At the core of the methodology we propose is the notion of type, intended as information associated with some computational entity for which the type provides a formal specification of its behavior at a high level of abstraction. There are two key aspects in this definition:
1. the fact that types have a formally defined meaning. It is our belief that the analysis of large and complex systems can be pursued exclusively through the application of rigorous techniques.
2. the fact that types raise the level of abstraction. Since the computational units and the systems that we want to describe are often infinite-state, they can be effectively analyzed only once they have been abstracted into manageable terms (the types). Also, the complexity and scale of the systems we target requires modular forms of analysis, which is naturally enabled by types.
For a long time types have been though of as information statically associated with computational entities. This contrast with the nature of the systems we target in two respects. Firstly, because interacting entities evolve over time as they synchronize with each other. Consequently, they can be accurately described only by types that evolve along with the entity they describes. Second, we want to consider scenarios in which computational entities misbehave with respect to the type they declare to respect. The first problem has been recently addressed by the introduction of the notion of behavioral type, namely of type describing a process (for example, in terms of the messages sent and received) as opposed to an expression. For the second problem, we propose an evolution of behavioral types from being operational and prescriptive to being declarative and normative. This will be achieved by giving types the ability to describe the nature and constituents of environments at a higher-level of abstraction and by specifying more detailed information on the characteristics of environments and on the relationship between events occurring in them.
The project is articulated by considering two scenarios of increasing complexity, which will be addressed in temporal order:
Scenario A. In this scenario computational units are considered trusted and respectful of their types. It is expected that in this setting stronger correctness properties can be enforced.
Scenario B. Computational units may misbehave, in the sense that their observed behaviours can diverge from that described in their type. This setting makes the (realistic) assumption that some components of a system have been developed/provided by third parties which are not necessarily trusted.
Within each scenario we will work along the following three steps, which are expected to be inter-dependent:
1. Develop types for describing computational units and their environments.
2. Develop type-based analysis techniques (type systems, type inference, monitoring, etc.) for the enforcement of correctness properties.
3. Implement proof-of-concepts tools for validating the developed theories.
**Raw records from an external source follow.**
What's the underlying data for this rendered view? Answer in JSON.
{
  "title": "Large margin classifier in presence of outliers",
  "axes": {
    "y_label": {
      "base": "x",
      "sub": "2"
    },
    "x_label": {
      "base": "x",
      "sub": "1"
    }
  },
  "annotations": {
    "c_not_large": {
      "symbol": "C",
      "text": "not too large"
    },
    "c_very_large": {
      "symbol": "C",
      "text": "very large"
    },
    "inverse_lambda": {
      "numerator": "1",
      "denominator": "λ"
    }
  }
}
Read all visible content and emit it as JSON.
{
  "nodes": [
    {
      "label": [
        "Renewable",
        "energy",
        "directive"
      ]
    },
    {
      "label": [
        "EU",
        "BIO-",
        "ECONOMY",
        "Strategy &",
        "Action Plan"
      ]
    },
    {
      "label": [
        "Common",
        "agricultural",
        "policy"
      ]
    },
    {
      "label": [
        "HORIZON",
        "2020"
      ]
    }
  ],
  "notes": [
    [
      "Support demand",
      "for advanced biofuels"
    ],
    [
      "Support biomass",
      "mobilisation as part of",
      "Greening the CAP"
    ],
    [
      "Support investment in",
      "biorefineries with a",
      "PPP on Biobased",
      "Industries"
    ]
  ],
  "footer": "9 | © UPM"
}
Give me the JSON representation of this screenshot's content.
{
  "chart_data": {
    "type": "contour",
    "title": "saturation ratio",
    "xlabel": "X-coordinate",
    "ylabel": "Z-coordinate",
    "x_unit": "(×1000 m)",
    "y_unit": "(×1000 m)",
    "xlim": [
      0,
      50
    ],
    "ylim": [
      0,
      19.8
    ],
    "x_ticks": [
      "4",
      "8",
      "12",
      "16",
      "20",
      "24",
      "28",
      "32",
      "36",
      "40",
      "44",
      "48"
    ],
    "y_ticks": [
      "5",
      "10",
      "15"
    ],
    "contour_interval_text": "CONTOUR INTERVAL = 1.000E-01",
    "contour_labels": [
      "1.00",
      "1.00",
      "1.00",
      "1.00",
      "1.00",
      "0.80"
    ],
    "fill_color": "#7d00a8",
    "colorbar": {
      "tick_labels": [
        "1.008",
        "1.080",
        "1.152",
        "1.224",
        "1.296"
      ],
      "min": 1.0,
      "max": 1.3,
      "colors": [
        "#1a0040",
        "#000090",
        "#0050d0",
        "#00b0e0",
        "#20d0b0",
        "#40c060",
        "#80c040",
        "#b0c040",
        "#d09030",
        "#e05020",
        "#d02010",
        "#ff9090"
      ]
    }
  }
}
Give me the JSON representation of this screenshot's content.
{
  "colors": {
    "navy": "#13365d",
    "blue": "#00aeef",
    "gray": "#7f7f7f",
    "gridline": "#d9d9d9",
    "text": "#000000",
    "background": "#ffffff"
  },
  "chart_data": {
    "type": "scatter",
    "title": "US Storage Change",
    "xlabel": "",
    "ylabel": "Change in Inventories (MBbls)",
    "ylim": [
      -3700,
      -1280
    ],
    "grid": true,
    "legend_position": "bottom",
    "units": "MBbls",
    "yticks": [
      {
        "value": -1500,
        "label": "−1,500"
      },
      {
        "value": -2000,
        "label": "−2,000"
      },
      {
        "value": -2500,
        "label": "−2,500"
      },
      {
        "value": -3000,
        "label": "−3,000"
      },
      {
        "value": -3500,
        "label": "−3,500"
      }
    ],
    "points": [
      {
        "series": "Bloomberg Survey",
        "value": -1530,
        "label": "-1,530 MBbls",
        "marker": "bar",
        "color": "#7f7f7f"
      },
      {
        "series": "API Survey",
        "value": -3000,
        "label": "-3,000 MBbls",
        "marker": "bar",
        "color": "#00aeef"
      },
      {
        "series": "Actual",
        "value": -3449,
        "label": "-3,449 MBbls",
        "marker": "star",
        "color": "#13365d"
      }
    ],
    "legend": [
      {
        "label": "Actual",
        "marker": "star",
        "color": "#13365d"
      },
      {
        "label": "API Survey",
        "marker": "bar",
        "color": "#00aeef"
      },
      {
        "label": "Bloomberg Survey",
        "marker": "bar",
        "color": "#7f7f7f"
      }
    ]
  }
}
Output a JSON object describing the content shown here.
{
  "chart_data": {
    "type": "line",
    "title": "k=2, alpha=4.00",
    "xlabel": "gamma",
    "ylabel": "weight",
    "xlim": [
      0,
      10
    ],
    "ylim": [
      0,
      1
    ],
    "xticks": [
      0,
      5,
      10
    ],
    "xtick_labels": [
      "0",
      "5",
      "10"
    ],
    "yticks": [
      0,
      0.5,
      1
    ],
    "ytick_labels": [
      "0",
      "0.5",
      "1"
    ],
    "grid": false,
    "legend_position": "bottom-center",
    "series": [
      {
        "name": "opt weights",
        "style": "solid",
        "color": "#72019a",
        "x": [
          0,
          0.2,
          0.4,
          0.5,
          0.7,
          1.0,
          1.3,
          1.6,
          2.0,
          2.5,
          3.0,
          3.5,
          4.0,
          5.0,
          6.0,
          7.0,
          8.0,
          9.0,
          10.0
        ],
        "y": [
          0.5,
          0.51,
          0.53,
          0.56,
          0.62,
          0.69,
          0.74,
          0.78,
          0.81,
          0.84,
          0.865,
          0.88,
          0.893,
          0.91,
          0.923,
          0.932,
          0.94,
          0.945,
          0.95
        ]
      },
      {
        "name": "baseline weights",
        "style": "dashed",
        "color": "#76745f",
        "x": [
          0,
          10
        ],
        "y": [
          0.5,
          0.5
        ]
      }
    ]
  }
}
The project goals will be realized through parallel work on both sites coordinated during the joint visits and the short meetings during the simultaneous participation to scientific venues. Researchers from Novi Sad and Turin will jointly work on the fist two steps of both scenarios, while the third step will be done mainly by researchers from Turin. The first visit of Novi Sad research team in Turin is planned for the autumn 2013, when participants will present relevant topics, emphasizing open questions and common ground for the joint work. Another meeting of representatives of the two groups will take place on 25-26 September, in Madrid, during the WG meetings of the COST action IC1201. The visit of Turin representatives to Novi Sad is planned for the December 2013, when researchers will report on the progress made and set up work plan for the following two years.